Au cours de sa vie, un lac s’emplit graduellement de matières organiques et de détritus. Il finit par se refermer complètement. Dans la nature, un lac se transforme peu à peu en marais, en tourbière et, enfin, en forêt.

La qualité de l’eau dépendra d’une foule de facteurs: climatiques, géologiques, biologiques et humain. Ils opèrent à des échelles spatiales extrêmement différentes.

État de santé

Le lac Écho a atteint sa maturité naturelle, mais vieillit prématurément à cause de pressions anthropiques. Le lac présente aussi les premiers signes d’eutrophisation. Pour ralentir ce processus, le ministère de l’Environnement nous recommande «l’adoption de mesures pour limiter les apports de matières nutritives issues des activités humaines». Objectif: préserver l’état du lac, ses usages et la valeur de nos propriétés. L’Association agit sur plusieurs fronts pour y parvenir et compte sur la contribution de chacun.

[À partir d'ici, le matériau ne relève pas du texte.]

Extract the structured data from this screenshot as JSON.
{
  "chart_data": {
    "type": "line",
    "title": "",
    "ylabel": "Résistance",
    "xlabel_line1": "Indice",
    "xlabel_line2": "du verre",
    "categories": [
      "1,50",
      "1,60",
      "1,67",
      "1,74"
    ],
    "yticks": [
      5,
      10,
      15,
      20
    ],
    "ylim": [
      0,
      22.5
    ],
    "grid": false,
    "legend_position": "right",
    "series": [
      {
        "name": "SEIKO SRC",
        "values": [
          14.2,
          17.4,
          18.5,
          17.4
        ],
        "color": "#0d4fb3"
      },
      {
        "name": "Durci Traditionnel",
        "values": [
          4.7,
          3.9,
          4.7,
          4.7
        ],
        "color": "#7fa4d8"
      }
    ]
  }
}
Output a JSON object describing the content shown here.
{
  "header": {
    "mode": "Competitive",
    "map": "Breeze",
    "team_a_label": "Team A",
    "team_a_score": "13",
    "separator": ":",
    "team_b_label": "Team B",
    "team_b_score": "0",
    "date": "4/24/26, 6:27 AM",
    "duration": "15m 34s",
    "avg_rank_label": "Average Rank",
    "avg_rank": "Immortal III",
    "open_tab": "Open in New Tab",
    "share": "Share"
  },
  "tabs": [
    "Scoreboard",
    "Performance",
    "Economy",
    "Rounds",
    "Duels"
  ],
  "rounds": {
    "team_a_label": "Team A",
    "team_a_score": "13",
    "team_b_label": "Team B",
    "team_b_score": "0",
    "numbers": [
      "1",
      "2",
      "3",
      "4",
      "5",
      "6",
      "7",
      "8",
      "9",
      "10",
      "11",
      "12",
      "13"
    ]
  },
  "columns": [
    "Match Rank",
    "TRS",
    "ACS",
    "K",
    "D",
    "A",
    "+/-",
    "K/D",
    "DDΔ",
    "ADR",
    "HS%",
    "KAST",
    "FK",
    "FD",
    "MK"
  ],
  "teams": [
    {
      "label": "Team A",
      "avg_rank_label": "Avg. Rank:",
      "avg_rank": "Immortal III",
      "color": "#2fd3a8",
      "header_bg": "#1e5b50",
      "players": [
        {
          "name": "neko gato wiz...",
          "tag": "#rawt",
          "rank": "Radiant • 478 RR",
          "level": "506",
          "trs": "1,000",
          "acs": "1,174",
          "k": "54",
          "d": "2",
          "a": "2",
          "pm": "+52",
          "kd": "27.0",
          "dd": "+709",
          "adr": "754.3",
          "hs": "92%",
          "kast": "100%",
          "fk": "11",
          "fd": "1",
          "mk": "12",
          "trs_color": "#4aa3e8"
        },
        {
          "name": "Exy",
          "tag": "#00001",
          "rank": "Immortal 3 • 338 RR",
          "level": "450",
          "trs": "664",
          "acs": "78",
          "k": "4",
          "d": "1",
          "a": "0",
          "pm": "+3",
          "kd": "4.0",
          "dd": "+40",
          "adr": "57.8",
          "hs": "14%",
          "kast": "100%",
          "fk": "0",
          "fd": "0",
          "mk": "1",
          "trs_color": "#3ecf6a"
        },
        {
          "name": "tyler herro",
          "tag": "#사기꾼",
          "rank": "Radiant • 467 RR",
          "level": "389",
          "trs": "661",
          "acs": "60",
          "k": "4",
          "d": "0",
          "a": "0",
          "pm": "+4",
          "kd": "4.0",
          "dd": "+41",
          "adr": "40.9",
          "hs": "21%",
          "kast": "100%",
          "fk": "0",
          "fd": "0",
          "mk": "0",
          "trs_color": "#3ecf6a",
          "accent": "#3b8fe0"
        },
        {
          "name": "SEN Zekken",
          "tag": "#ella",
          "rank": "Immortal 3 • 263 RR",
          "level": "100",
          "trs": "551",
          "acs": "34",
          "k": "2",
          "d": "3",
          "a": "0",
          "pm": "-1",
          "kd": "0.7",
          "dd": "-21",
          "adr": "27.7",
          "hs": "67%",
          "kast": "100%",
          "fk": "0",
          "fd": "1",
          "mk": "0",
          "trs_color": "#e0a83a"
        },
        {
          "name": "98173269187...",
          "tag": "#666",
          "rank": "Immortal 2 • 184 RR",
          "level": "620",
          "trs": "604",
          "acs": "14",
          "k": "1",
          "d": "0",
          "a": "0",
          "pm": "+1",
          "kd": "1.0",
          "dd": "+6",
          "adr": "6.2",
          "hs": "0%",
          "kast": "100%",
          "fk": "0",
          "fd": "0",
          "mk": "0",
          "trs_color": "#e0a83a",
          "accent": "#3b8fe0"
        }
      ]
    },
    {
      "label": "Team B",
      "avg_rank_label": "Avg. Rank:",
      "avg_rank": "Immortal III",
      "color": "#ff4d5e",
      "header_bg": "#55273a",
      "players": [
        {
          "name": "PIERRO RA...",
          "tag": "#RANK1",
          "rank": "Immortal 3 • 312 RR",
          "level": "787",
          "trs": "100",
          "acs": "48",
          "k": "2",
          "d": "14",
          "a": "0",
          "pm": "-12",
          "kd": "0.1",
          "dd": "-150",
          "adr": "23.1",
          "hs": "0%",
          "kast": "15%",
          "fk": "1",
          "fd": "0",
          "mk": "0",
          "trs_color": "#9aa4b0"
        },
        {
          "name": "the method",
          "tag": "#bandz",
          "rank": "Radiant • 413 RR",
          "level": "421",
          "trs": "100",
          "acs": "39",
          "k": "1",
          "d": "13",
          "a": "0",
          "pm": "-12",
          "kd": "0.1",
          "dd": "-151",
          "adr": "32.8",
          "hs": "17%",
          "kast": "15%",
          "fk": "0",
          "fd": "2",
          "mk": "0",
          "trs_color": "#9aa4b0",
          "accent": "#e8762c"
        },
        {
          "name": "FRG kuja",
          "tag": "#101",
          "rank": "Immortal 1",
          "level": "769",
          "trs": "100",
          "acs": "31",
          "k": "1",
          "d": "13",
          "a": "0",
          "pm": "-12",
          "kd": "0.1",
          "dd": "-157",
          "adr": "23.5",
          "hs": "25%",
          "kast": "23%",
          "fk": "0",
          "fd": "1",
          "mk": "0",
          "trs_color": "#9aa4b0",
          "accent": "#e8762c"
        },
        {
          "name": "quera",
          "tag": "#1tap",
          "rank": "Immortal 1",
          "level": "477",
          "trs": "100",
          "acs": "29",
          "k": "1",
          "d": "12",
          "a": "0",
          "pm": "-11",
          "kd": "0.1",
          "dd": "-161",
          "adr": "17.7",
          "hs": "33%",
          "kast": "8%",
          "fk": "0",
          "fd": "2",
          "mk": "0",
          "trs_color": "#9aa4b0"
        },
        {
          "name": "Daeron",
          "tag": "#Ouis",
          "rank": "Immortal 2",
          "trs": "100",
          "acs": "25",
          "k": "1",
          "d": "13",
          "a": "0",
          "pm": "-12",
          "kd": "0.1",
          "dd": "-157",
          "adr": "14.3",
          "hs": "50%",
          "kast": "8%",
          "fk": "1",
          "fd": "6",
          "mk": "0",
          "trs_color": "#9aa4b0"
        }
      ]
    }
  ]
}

L’eutrophisation est une phase avancée de la vie d’un lac: sa phase terminale. Il s’agit d’une phase correspondant à un apport important de matières nutritives qui alimentent la flore d’un lac au point de l’étouffer.

Quand un lac est dit «eutrophe», il se particularise par des eaux plus chaudes que la moyenne, par une eau très riche en phosphore qui facilite la croissance de végétation aquatique (algues et autres plantes), ainsi que par la présence importante d’organismes en décomposition.

Agir maintenant pour l’équilibre de demain

Le phénomène de vieillissement naturel du lac est accéléré par plusieurs de nos activités: déboisement, utilisation d’engrais, édification et maintien de murets de pierre, construction de plages artificielles, etc.

Les problèmes observés autour du lac et à même l’ensemble de son bassin versant résultent de nombreuses années de dégradation. Les changements résultant de nos actions ne se feront pas sentir du jour au lendemain. Il faudra être patients.

Cyanobactéries

Les proliférations de cyanobactéries à la surface de l’eau, en affaiblissant la lumière, nuisent à certaines formes d’algues et limitent les échanges gazeux entre l’atmosphère et l’eau. Ces bactéries consomment en outre l’oxygène de l’eau et peuvent conduire à une asphyxie des animaux aquatiques ou du lac au complet. Les causes normalement suspectées de bloom de cyanobactéries tiennent aux taux très élevés de matières organiques.

Heureusement, le lac Écho en est exempt. Toutefois, les données recueillies permettent de confirmer qu’il existe un apport non négligeable de sédiments provenant de ses deux principaux tributaires: la rivière Hamilton et l’émissaire du lac Mud. Ces sédiments présentent des concentrations élevées de nutriments (phosphore et azote).

La reproduction des algues bleues est notamment causée par une profusion de phosphore qui est exacerbé par le déboisement des rives, l’utilisation de savons avec phosphate, les fertilisants utilisés dans nos jardins et ceux issus des exploitations agricoles, de terrains de golfou encore par la perte progressive de milieux humides – les reins d’un plan d’eau comme le lac Écho.